Tuesday, November 17, 2009

Hey, You Wanna Buy Some Speed?


In a sense created by a record executive, Speed, Glue & Shinki was more or less Japan's first successful super session, and a particularly visually alarming one full of 6-foot plus Eurasians. Journeyman guitarist Shinki Chen, often hailed as Japan's Jimi Hendrix was a mainstay of Japanese sessions, but had failed to make any great music on his own. Vice-heavy bassist Masayoshi "Glue" Kabe had been a founding member of the naturally most cracked-out Groups Sounds band the Golden Cups. The only exception was drummer/vocalist/songwriter Joey "Speed" Smith a virtually unknown half-American Filipino national who at the time was fronting an R&B band playing department stores. With a loud, messy blues concotion that would have sounded msot at home in Detroit only years earlier, the three recorded perhaps the most drugged-out music of all time.

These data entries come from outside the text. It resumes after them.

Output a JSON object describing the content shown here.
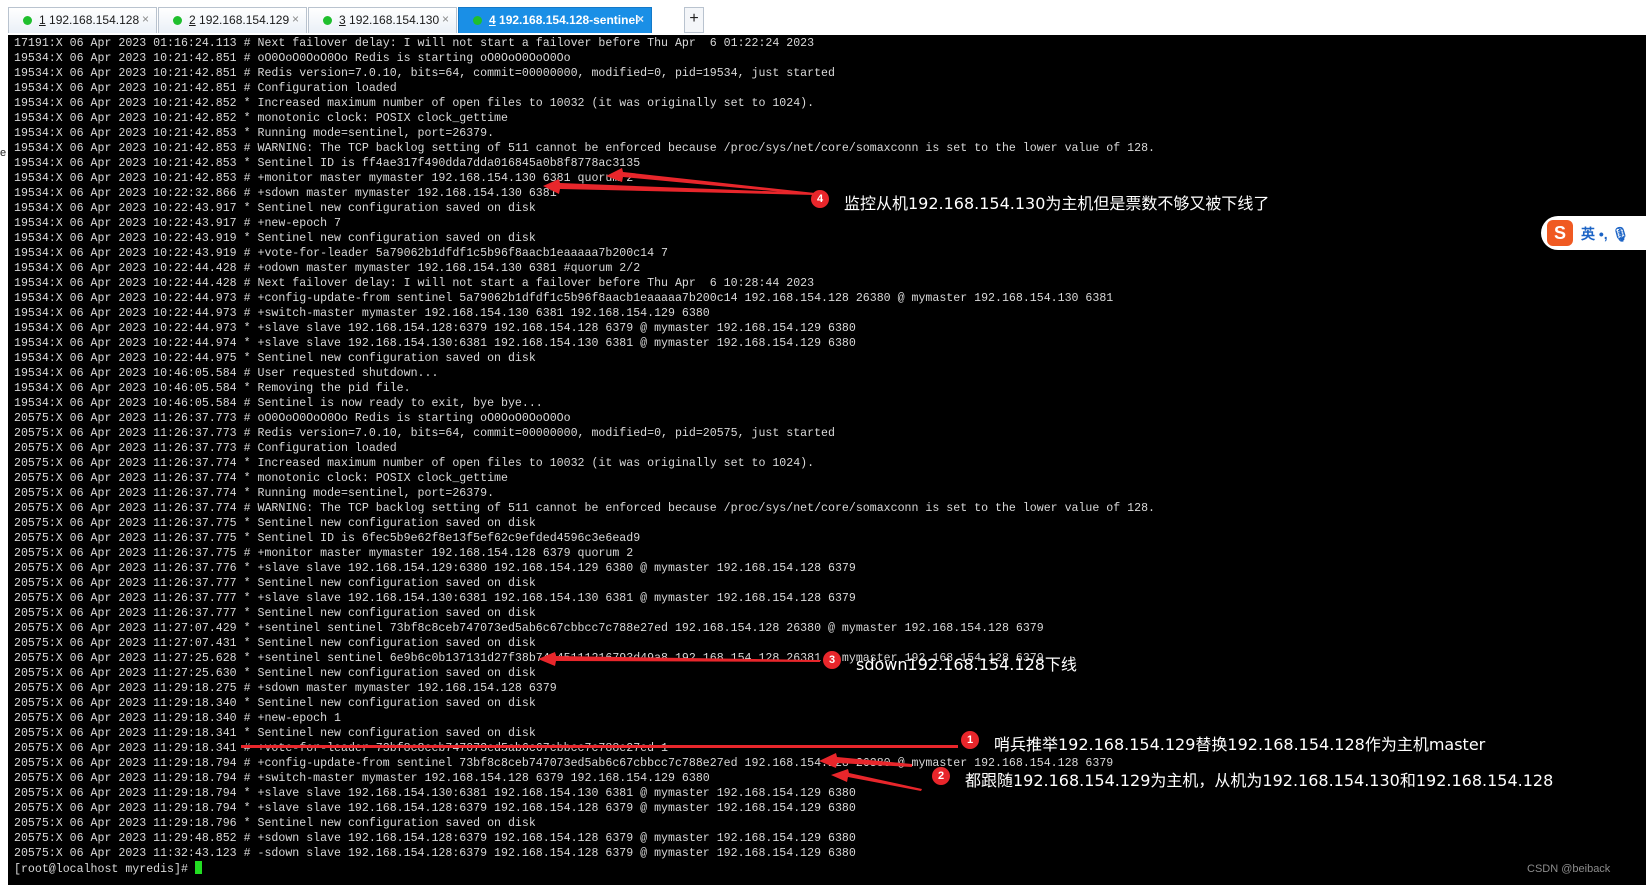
{
  "tabs": [
    {
      "num": "1",
      "host": "192.168.154.128",
      "dot": "#1fbf2e",
      "active": false
    },
    {
      "num": "2",
      "host": "192.168.154.129",
      "dot": "#1fbf2e",
      "active": false
    },
    {
      "num": "3",
      "host": "192.168.154.130",
      "dot": "#1fbf2e",
      "active": false
    },
    {
      "num": "4",
      "host": "192.168.154.128-sentinel",
      "dot": "#1fbf2e",
      "active": true
    }
  ],
  "new_tab_label": "+",
  "close_glyph": "×",
  "terminal": {
    "lines": [
      "17191:X 06 Apr 2023 01:16:24.113 # Next failover delay: I will not start a failover before Thu Apr  6 01:22:24 2023",
      "19534:X 06 Apr 2023 10:21:42.851 # oO0OoO0OoO0Oo Redis is starting oO0OoO0OoO0Oo",
      "19534:X 06 Apr 2023 10:21:42.851 # Redis version=7.0.10, bits=64, commit=00000000, modified=0, pid=19534, just started",
      "19534:X 06 Apr 2023 10:21:42.851 # Configuration loaded",
      "19534:X 06 Apr 2023 10:21:42.852 * Increased maximum number of open files to 10032 (it was originally set to 1024).",
      "19534:X 06 Apr 2023 10:21:42.852 * monotonic clock: POSIX clock_gettime",
      "19534:X 06 Apr 2023 10:21:42.853 * Running mode=sentinel, port=26379.",
      "19534:X 06 Apr 2023 10:21:42.853 # WARNING: The TCP backlog setting of 511 cannot be enforced because /proc/sys/net/core/somaxconn is set to the lower value of 128.",
      "19534:X 06 Apr 2023 10:21:42.853 * Sentinel ID is ff4ae317f490dda7dda016845a0b8f8778ac3135",
      "19534:X 06 Apr 2023 10:21:42.853 # +monitor master mymaster 192.168.154.130 6381 quorum 2",
      "19534:X 06 Apr 2023 10:22:32.866 # +sdown master mymaster 192.168.154.130 6381",
      "19534:X 06 Apr 2023 10:22:43.917 * Sentinel new configuration saved on disk",
      "19534:X 06 Apr 2023 10:22:43.917 # +new-epoch 7",
      "19534:X 06 Apr 2023 10:22:43.919 * Sentinel new configuration saved on disk",
      "19534:X 06 Apr 2023 10:22:43.919 # +vote-for-leader 5a79062b1dfdf1c5b96f8aacb1eaaaaa7b200c14 7",
      "19534:X 06 Apr 2023 10:22:44.428 # +odown master mymaster 192.168.154.130 6381 #quorum 2/2",
      "19534:X 06 Apr 2023 10:22:44.428 # Next failover delay: I will not start a failover before Thu Apr  6 10:28:44 2023",
      "19534:X 06 Apr 2023 10:22:44.973 # +config-update-from sentinel 5a79062b1dfdf1c5b96f8aacb1eaaaaa7b200c14 192.168.154.128 26380 @ mymaster 192.168.154.130 6381",
      "19534:X 06 Apr 2023 10:22:44.973 # +switch-master mymaster 192.168.154.130 6381 192.168.154.129 6380",
      "19534:X 06 Apr 2023 10:22:44.973 * +slave slave 192.168.154.128:6379 192.168.154.128 6379 @ mymaster 192.168.154.129 6380",
      "19534:X 06 Apr 2023 10:22:44.974 * +slave slave 192.168.154.130:6381 192.168.154.130 6381 @ mymaster 192.168.154.129 6380",
      "19534:X 06 Apr 2023 10:22:44.975 * Sentinel new configuration saved on disk",
      "19534:X 06 Apr 2023 10:46:05.584 # User requested shutdown...",
      "19534:X 06 Apr 2023 10:46:05.584 * Removing the pid file.",
      "19534:X 06 Apr 2023 10:46:05.584 # Sentinel is now ready to exit, bye bye...",
      "20575:X 06 Apr 2023 11:26:37.773 # oO0OoO0OoO0Oo Redis is starting oO0OoO0OoO0Oo",
      "20575:X 06 Apr 2023 11:26:37.773 # Redis version=7.0.10, bits=64, commit=00000000, modified=0, pid=20575, just started",
      "20575:X 06 Apr 2023 11:26:37.773 # Configuration loaded",
      "20575:X 06 Apr 2023 11:26:37.774 * Increased maximum number of open files to 10032 (it was originally set to 1024).",
      "20575:X 06 Apr 2023 11:26:37.774 * monotonic clock: POSIX clock_gettime",
      "20575:X 06 Apr 2023 11:26:37.774 * Running mode=sentinel, port=26379.",
      "20575:X 06 Apr 2023 11:26:37.774 # WARNING: The TCP backlog setting of 511 cannot be enforced because /proc/sys/net/core/somaxconn is set to the lower value of 128.",
      "20575:X 06 Apr 2023 11:26:37.775 * Sentinel new configuration saved on disk",
      "20575:X 06 Apr 2023 11:26:37.775 * Sentinel ID is 6fec5b9e62f8e13f5ef62c9efded4596c3e6ead9",
      "20575:X 06 Apr 2023 11:26:37.775 # +monitor master mymaster 192.168.154.128 6379 quorum 2",
      "20575:X 06 Apr 2023 11:26:37.776 * +slave slave 192.168.154.129:6380 192.168.154.129 6380 @ mymaster 192.168.154.128 6379",
      "20575:X 06 Apr 2023 11:26:37.777 * Sentinel new configuration saved on disk",
      "20575:X 06 Apr 2023 11:26:37.777 * +slave slave 192.168.154.130:6381 192.168.154.130 6381 @ mymaster 192.168.154.128 6379",
      "20575:X 06 Apr 2023 11:26:37.777 * Sentinel new configuration saved on disk",
      "20575:X 06 Apr 2023 11:27:07.429 * +sentinel sentinel 73bf8c8ceb747073ed5ab6c67cbbcc7c788e27ed 192.168.154.128 26380 @ mymaster 192.168.154.128 6379",
      "20575:X 06 Apr 2023 11:27:07.431 * Sentinel new configuration saved on disk",
      "20575:X 06 Apr 2023 11:27:25.628 * +sentinel sentinel 6e9b6c0b137131d27f38b74245111216793d49a8 192.168.154.128 26381 @ mymaster 192.168.154.128 6379",
      "20575:X 06 Apr 2023 11:27:25.630 * Sentinel new configuration saved on disk",
      "20575:X 06 Apr 2023 11:29:18.275 # +sdown master mymaster 192.168.154.128 6379",
      "20575:X 06 Apr 2023 11:29:18.340 * Sentinel new configuration saved on disk",
      "20575:X 06 Apr 2023 11:29:18.340 # +new-epoch 1",
      "20575:X 06 Apr 2023 11:29:18.341 * Sentinel new configuration saved on disk",
      "20575:X 06 Apr 2023 11:29:18.341 # +vote-for-leader 73bf8c8ceb747073ed5ab6c67cbbcc7c788e27ed 1",
      "20575:X 06 Apr 2023 11:29:18.794 # +config-update-from sentinel 73bf8c8ceb747073ed5ab6c67cbbcc7c788e27ed 192.168.154.128 26380 @ mymaster 192.168.154.128 6379",
      "20575:X 06 Apr 2023 11:29:18.794 # +switch-master mymaster 192.168.154.128 6379 192.168.154.129 6380",
      "20575:X 06 Apr 2023 11:29:18.794 * +slave slave 192.168.154.130:6381 192.168.154.130 6381 @ mymaster 192.168.154.129 6380",
      "20575:X 06 Apr 2023 11:29:18.794 * +slave slave 192.168.154.128:6379 192.168.154.128 6379 @ mymaster 192.168.154.129 6380",
      "20575:X 06 Apr 2023 11:29:18.796 * Sentinel new configuration saved on disk",
      "20575:X 06 Apr 2023 11:29:48.852 # +sdown slave 192.168.154.128:6379 192.168.154.128 6379 @ mymaster 192.168.154.129 6380",
      "20575:X 06 Apr 2023 11:32:43.123 # -sdown slave 192.168.154.128:6379 192.168.154.128 6379 @ mymaster 192.168.154.129 6380"
    ],
    "prompt": "[root@localhost myredis]# "
  },
  "annotations": [
    {
      "num": "4",
      "text": "监控从机192.168.154.130为主机但是票数不够又被下线了"
    },
    {
      "num": "3",
      "text": "sdown192.168.154.128下线"
    },
    {
      "num": "1",
      "text": "哨兵推举192.168.154.129替换192.168.154.128作为主机master"
    },
    {
      "num": "2",
      "text": "都跟随192.168.154.129为主机，从机为192.168.154.130和192.168.154.128"
    }
  ],
  "annotation_color": "#e8262b",
  "ime": {
    "logo": "S",
    "text": "英 •, 🎙"
  },
  "left_edge_char": "e",
  "watermark": "CSDN @beiback"
}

This debut album ranked by Julian Cope as the greatest Japrock album (tied with the Flower Travellin' Band's Satori) is a thirty-five minute tribute to drugs and the futen lifestyle. Immediately in "Mr. Walking Drugstore Man," the band shows that while they are excellent musicians, their life truly does revolve around getting high. While the stringed section's command of English may not have been near that of Smith's, it is doubtful they, especially Kabe would object to their content. While the love of drugs is explicit, so is everything else. "Big Headed Woman" is the rock 'n' roll suicide suggestion the PMRC spent most of the eighties searching for, and a funny one at that. The group's assertion of the futen lifestyle runs rampant especially in the anthemic "Ode to the Bad People" to which we all should relate to.

Tempo changes, the instruments run wild, it's a loud mess, but probably the tightest, most deliberate one you will ever hear. This is punk rock.